The best — and fairest — way to cap global warming is to empower indigenous forest peoples, reduce food waste and slash meat consumption, an alliance of 38 non-governmental organizations (NGO) said yesterday.
Restoring natural forest ecosystems, securing the land rights of local communities and revamping the global food system could cut greenhouse emissions by 40 percent by the middle of the century and help humanity avoid climate catastrophe, they said in a 50-page report based on recent science.
Approximately half of the reduced emissions would come from boosting the capacity of forests and wetlands to absorb carbon dioxide and the other half from curtailing carbon-intensive forms of agriculture, the report said.
On current trends, Earth is on track to warm up by an unlivable 3°C to 4°C above preindustrial levels, far more than the 1.5°C climate-safe threshold endorsed last week by the UN in a major climate change assessment.
In the wake of the UN report, two starkly different visions are emerging on how to beat back the existential threat of global warming.
One calls for geoengineering and the aggressive use of technology to draw excess carbon dioxide from the atmosphere, especially by burning biofuels and capturing the emitted carbon dioxide, a process known as “bio-energy with carbon capture and storage.”

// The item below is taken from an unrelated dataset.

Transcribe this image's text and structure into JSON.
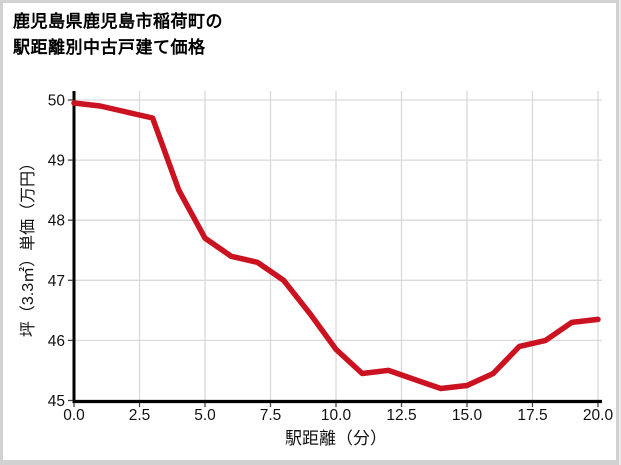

The other, favored in the report, titled Missing Pathways to 1.5°C, is based primarily on Earth’s natural capacity to absorb carbon dioxide.
“This is a pragmatic blueprint for tackling the climate crisis while respecting human rights and protecting biodiversity,” said Kelsey Perlman, forest and climate campaigner at UK-based NGO Fern.
“Decisionmakers must abandon their faith in unproven technological solutions and put restoring and protecting forests at the center of climate strategy,” he said.
However, how to do that remains a challenge: More than two decades of UN-led efforts to curb deforestation have largely failed, with the planet still losing a wooded area the size of Greece every year.
Deforestation — responsible for about one-fifth of greenhouse gas emissions — intensifies global warming in two ways: by reducing Earth’s capacity to absorb carbon dioxide and releasing huge amounts of the planet-warming gas into the air.
The report highlights research showing that native forest communities should play a key role.
“People who live in, and with, forests protect those lands,” said lead author Kate Dooley, a political scientist at the University of Melbourne. “Recognizing this is the greatest forest conservation success story in the last decade.”
“We have to give these peoples not just land rights, but the resources to protect those lands,” she added.
The report also tackles the political hot potato of how to change human behavior in ways that would reduce humanity’s carbon footprint — cutting back on travel, using public transportation, switching to electric vehicles.
However, it is revamping our diets that would have the biggest impact of all, the report said.
“Even bigger emissions can come from producing and consuming less meat,” especially beef, ActionAid International climate change policy officer Teresa Anderson said.
A study published in Nature last week calculated that rich nations would have to eat 90 percent less meat by 2050 to sustainably accommodate a projected global population of 10 billion people.